According to their statistics, there were 5,635 attacks in the first half of 2013 against Jewish inhabitants of the West Bank, Jerusalem, and the Greater Jerusalem regions alone, including 611 molotov cocktail attacks and 5,144 rock attacks. In addition, there were 8 shooting attacks and 3 stabbing attacks. In total, the violence left 1 person dead and 171 injured, including a 3 year-old girl who was seriously injured.
Yehudit Tayar, a medic and spokeswoman for the Hatzalah organization, began translating the report into English and disseminating it two years ago. She told The Algemeiner that the reason behind her efforts was the fact that news of violence against residents in the area wasn’t reaching a wider audience.

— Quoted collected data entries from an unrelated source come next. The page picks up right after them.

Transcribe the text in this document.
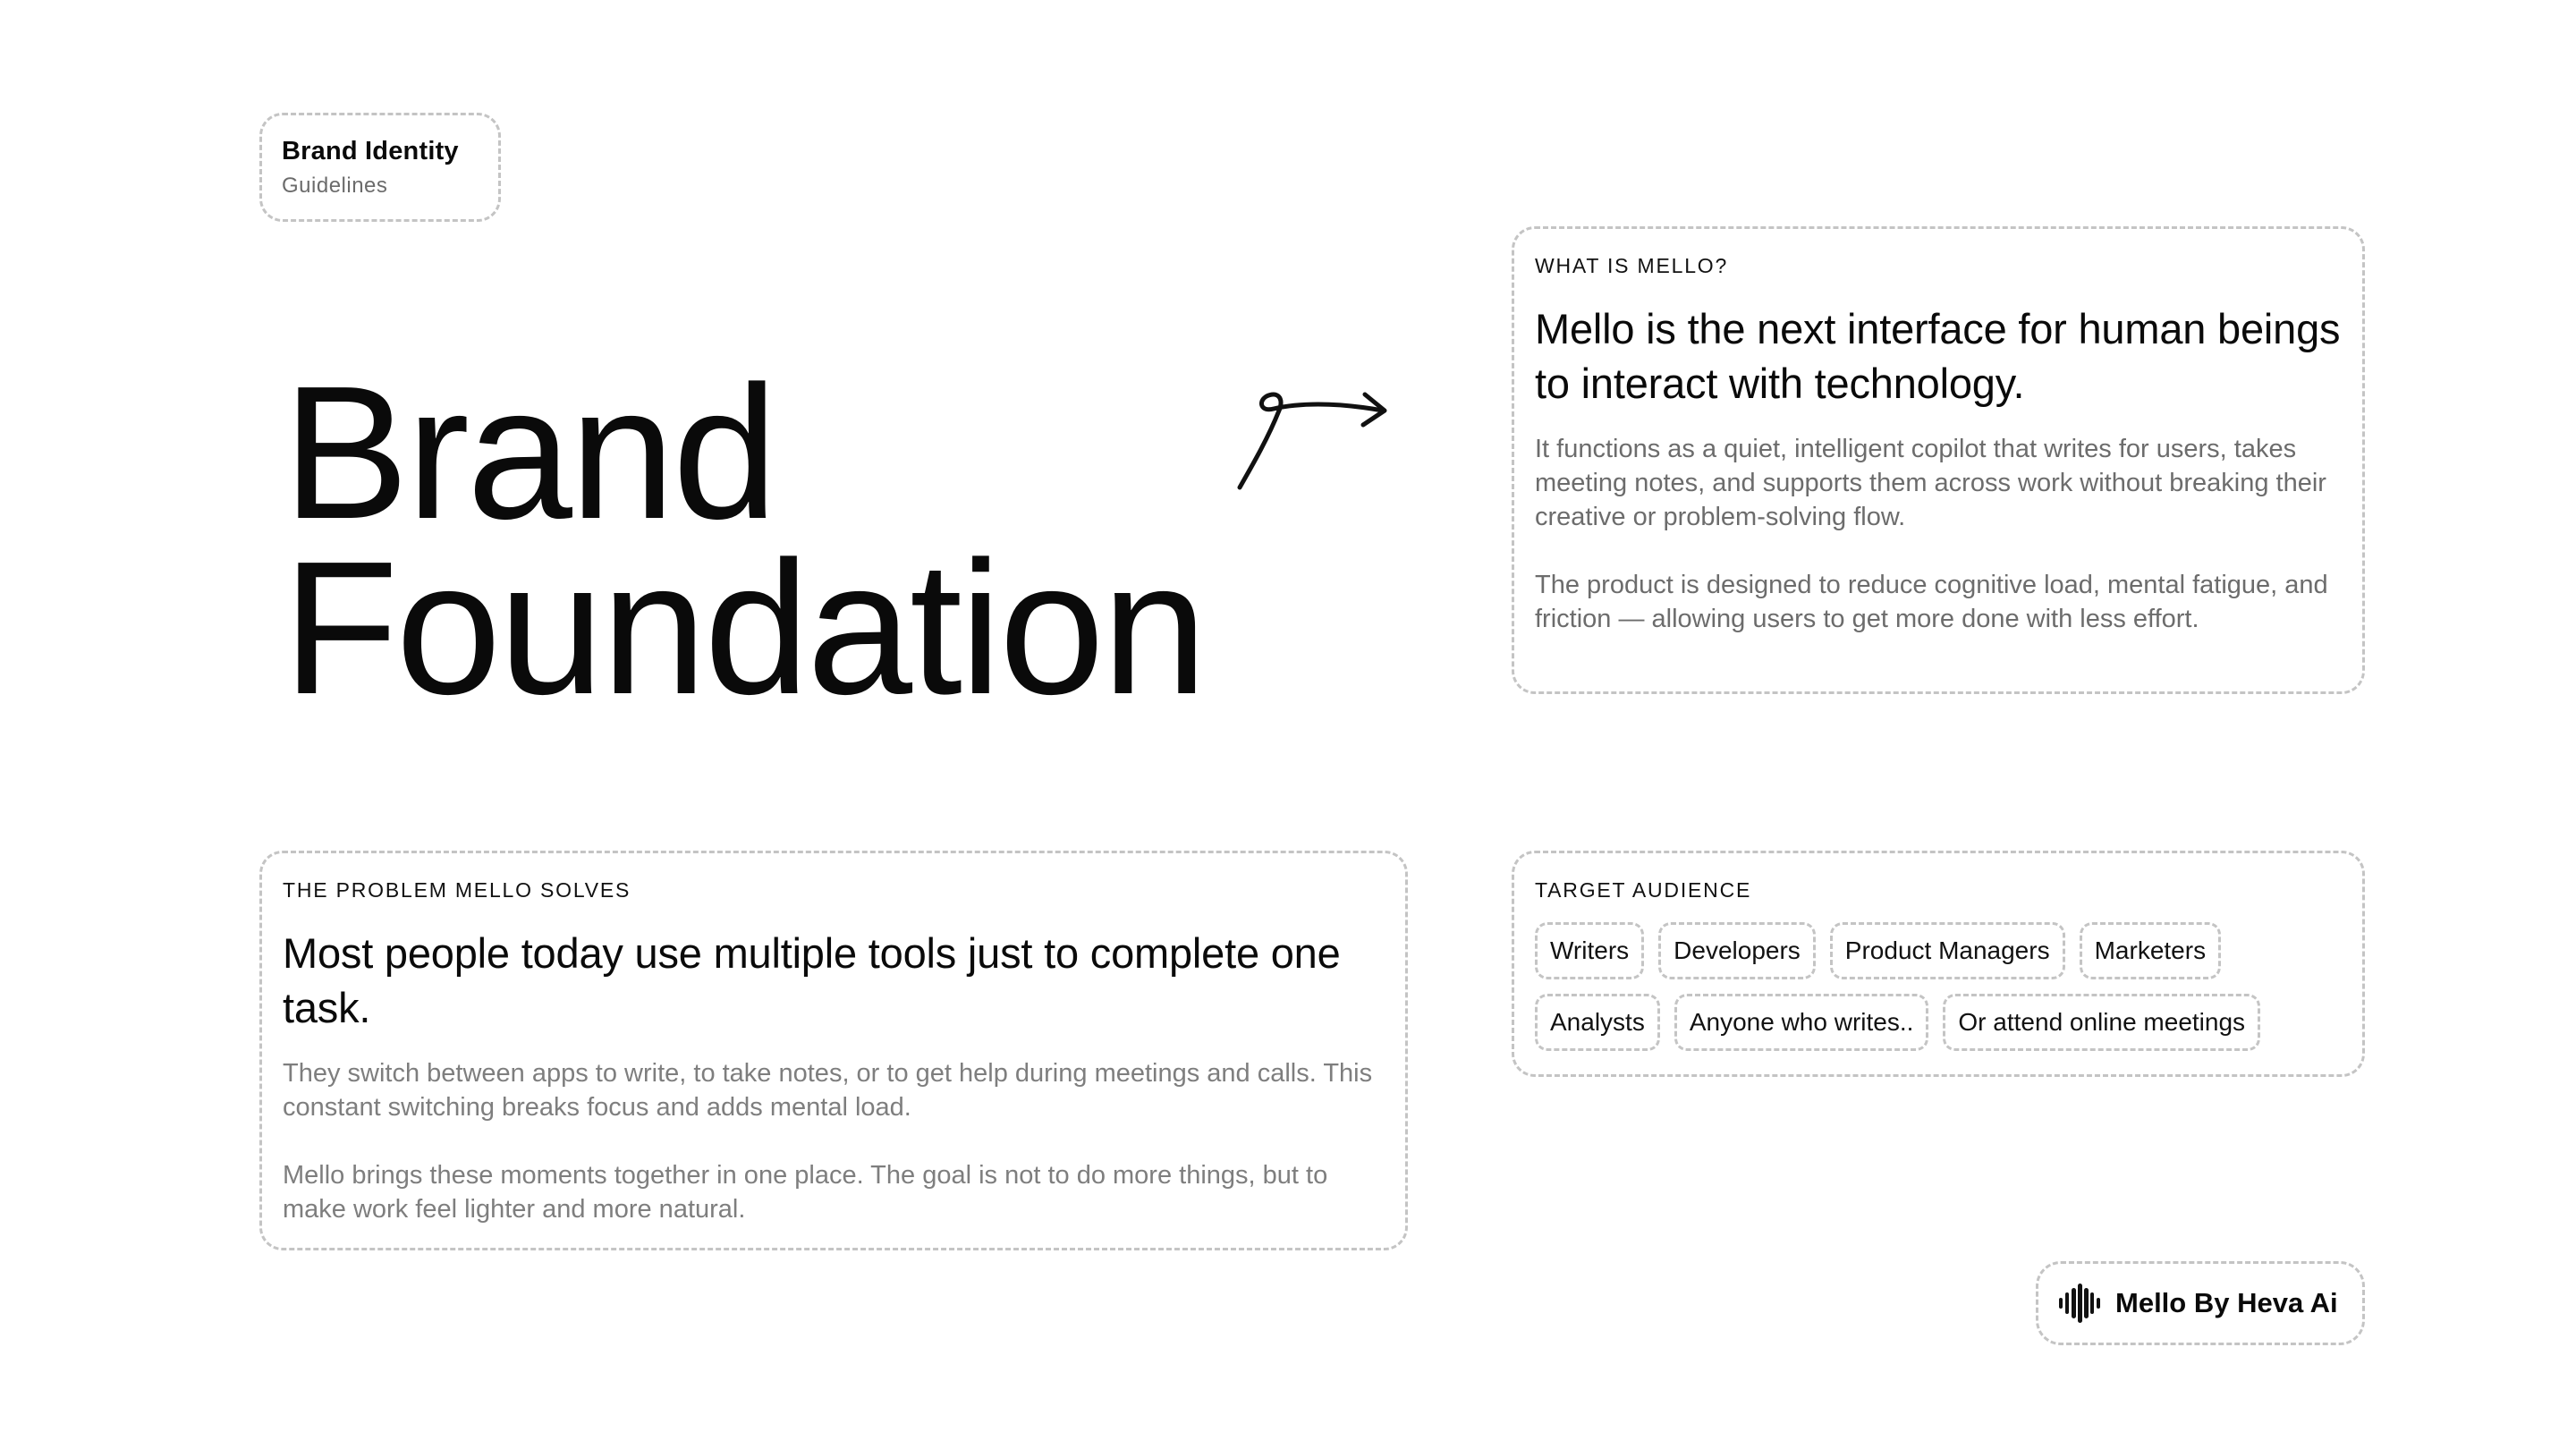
Brand Identity
Guidelines
Brand
Foundation
WHAT IS MELLO?
Mello is the next interface for human beings to interact with technology.

It functions as a quiet, intelligent copilot that writes for users, takes meeting notes, and supports them across work without breaking their creative or problem-solving flow.

The product is designed to reduce cognitive load, mental fatigue, and friction — allowing users to get more done with less effort.

THE PROBLEM MELLO SOLVES
Most people today use multiple tools just to complete one task.

They switch between apps to write, to take notes, or to get help during meetings and calls. This constant switching breaks focus and adds mental load.

Mello brings these moments together in one place. The goal is not to do more things, but to make work feel lighter and more natural.

TARGET AUDIENCE
Writers	Developers	Product Managers	Marketers
Analysts	Anyone who writes..	Or attend online meetings
Mello By Heva Ai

“There are so many minimized reports that people hear about–if they hear it at all,” she says, adding, “we have to get the truth out.”
“If there is spray painting on the side of a mosque or an Arab’s tires are slashed it is on the news, but violence against us is ignored,” she said.
“Can you imagine being attacked on a consistent basis and it not even being reported?”
Eytan Buchman, a spokesman for the IDF, told The Algemeiner in an email that the situation isn’t perfect, but that the region is relatively safe.
“The current situation in Judea and Samaria is one of relative calm and security, particularly when compared to the previous decade,” he said.
“In 2012, for the first time in over a decade, not one Israeli was killed from terrorist action in the region. This is a direct result of ongoing security operations, including tight-knit cooperation with relevant intelligence organizations, cooperation with the Palestinian security forces, the success of the Security Fence and civil/economic measures that provide an improved routine way of life for local residents.”
Buchman does admit that violence in the area has increased, but said that the IDF was taking necessary steps to mitigate the threat against residents.
“Since operation ‘Pillar of Defense,’ security forces in the West Bank have witnessed a measured increase in acts of popular violence, including thousands of cases of projectile throwing and hundreds of Molotov cocktails,” he told The Algemeiner.
“In many cases, these incidents stem from isolated activity that is difficult to project and therefore contain. The IDF has increased deployment in certain flashpoints in order to contain this violence. In addition, legal measures have been taken against offenders, with over 1,300 indictments for terrorist activity and over 850 indictments for rioting served by the Military Courts in Judea and Samaria in 2012.”
Security forces have done a stellar job of thwarting larger scale terror attacks. In January, according to Hatzalah’s report, security forces broke up a Hamas cell in the Hebron region which was planning to carry out out terror attacks. And in May security forces also exposed a cell under the command of Hezbollah that was planning to carry out kidnappings and other terrorist activities.
For her part, Tayar says that while the security forces have made changes, including increasing patrol units in the area, but in general she feels as if the security situation is deteriorating. “It’s become worse,” she says, “and our so-called Palestinian peace partners honor the terrorists and incite against us,” she said, before adding, “so we’ll continue with our efforts.”